Bloomin' Brands reported revenues of $928.8 million, down 10.6% year on year, outperforming analysts’ expectations by 2.7%. The business had a stunning quarter with a beat of analysts’ EPS estimates and an impressive beat of analysts’ EBITDA estimates.

Although it had a fine quarter compared its peers, the market seems unhappy with the results as the stock is down 2.8% since reporting. It currently trades at $7.03.
Is now the time to buy Bloomin' Brands? Access our full analysis of the earnings results here, it’s free for active Edge members.
Slowest Q3: Denny's (NASDAQ: DENN)
Open around the clock, Denny’s (NASDAQ: DENN) is a chain of diner restaurants serving breakfast and traditional American fare.
Denny's reported revenues of $113.2 million, up 1.3% year on year, falling short of analysts’ expectations by 3.2%. It was a disappointing quarter as it posted a significant miss of analysts’ revenue estimates and a miss of analysts’ EBITDA estimates.
Interestingly, the stock is up 51.1% since the results and currently trades at $6.21.
Read our full analysis of Denny’s results here.
Texas Roadhouse (NASDAQ: TXRH)
With locations often featuring Western-inspired decor, Texas Roadhouse (NASDAQ: TXRH) is an American restaurant chain specializing in Southern-style cuisine and steaks.
Texas Roadhouse reported revenues of $1.44 billion, up 12.8% year on year. This number beat analysts’ expectations by 0.7%. Taking a step back, it was a mixed quarter as it also recorded a solid beat of analysts’ same-store sales estimates but a miss of analysts’ EBITDA estimates.
The stock is up 5.5% since reporting and currently trades at $169.62.

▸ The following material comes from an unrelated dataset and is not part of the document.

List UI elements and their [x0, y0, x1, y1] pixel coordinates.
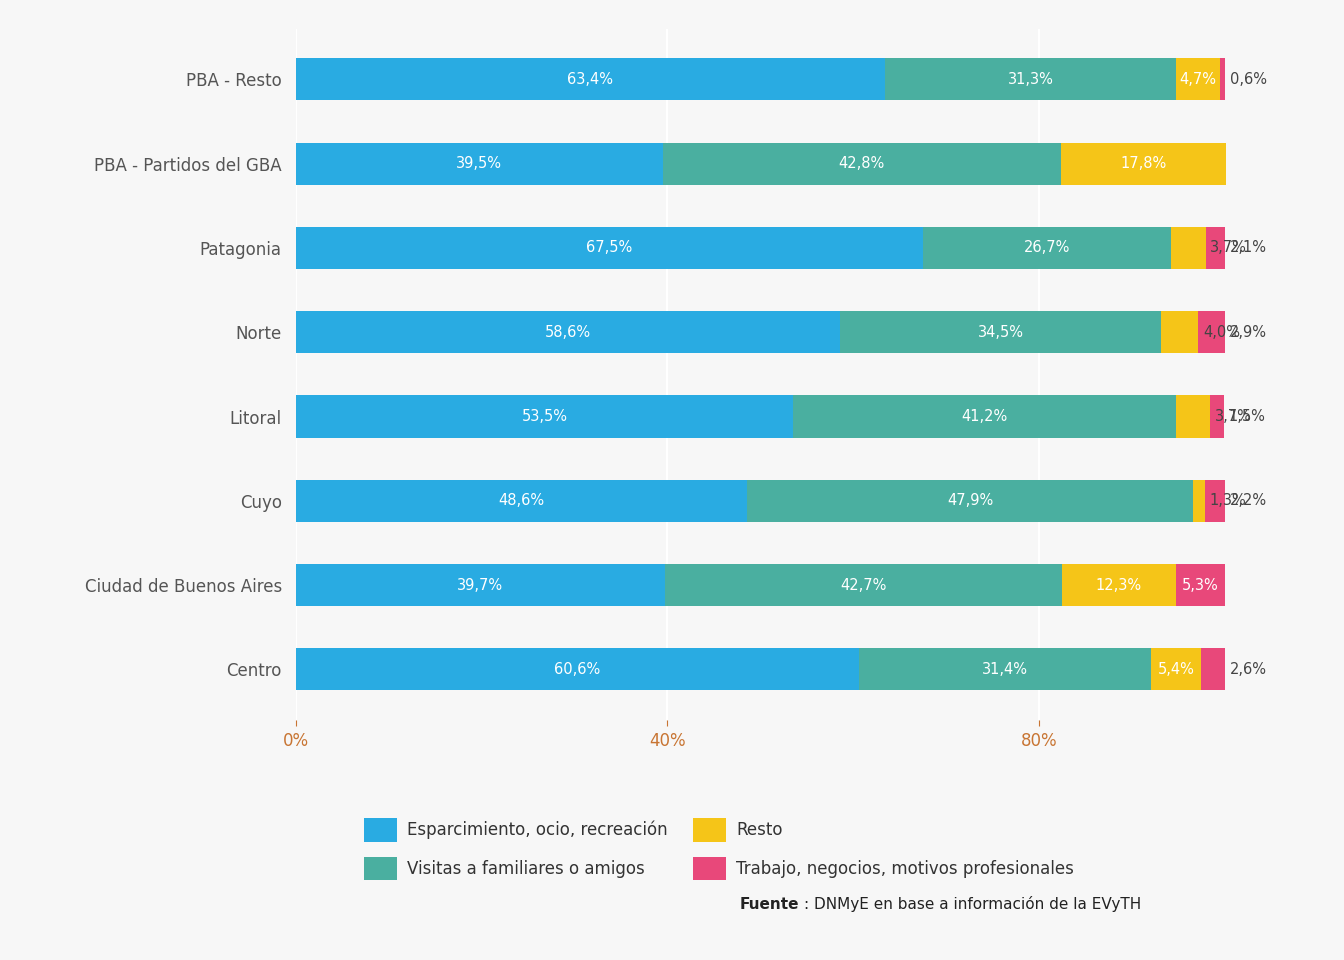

Read our full, actionable report on Texas Roadhouse here, it’s free for active Edge members.
Brinker International (NYSE: EAT)
Founded by Norman Brinker in Dallas, Brinker International (NYSE: EAT) is a casual restaurant chain that operates the Chili’s, Maggiano’s Little Italy, and It’s Just Wings banners.
Brinker International reported revenues of $1.35 billion, up 18.5% year on year. This print surpassed analysts’ expectations by 1.3%. Aside from that, it was a satisfactory quarter as it also produced an impressive beat of analysts’ same-store sales estimates but full-year revenue guidance slightly missing analysts’ expectations.
Brinker International had the weakest full-year guidance update among its peers. The stock is up 15.7% since reporting and currently trades at $143.71.
Read our full, actionable report on Brinker International here, it’s free for active Edge members.
Market Update
Thanks to the Fed’s series of rate hikes in 2022 and 2023, inflation has cooled significantly from its post-pandemic highs, drawing closer to the 2% goal. This disinflation has occurred without severely impacting economic growth, suggesting the success of a soft landing. The stock market thrived in 2024, spurred by recent rate cuts (0.5% in September and 0.25% in November), and a notable surge followed Donald Trump’s presidential election win in November, propelling indices to historic highs. Nonetheless, the outlook for 2025 remains clouded by potential trade policy changes and corporate tax discussions, which could impact business confidence and growth. The path forward holds both optimism and caution as new policies take shape.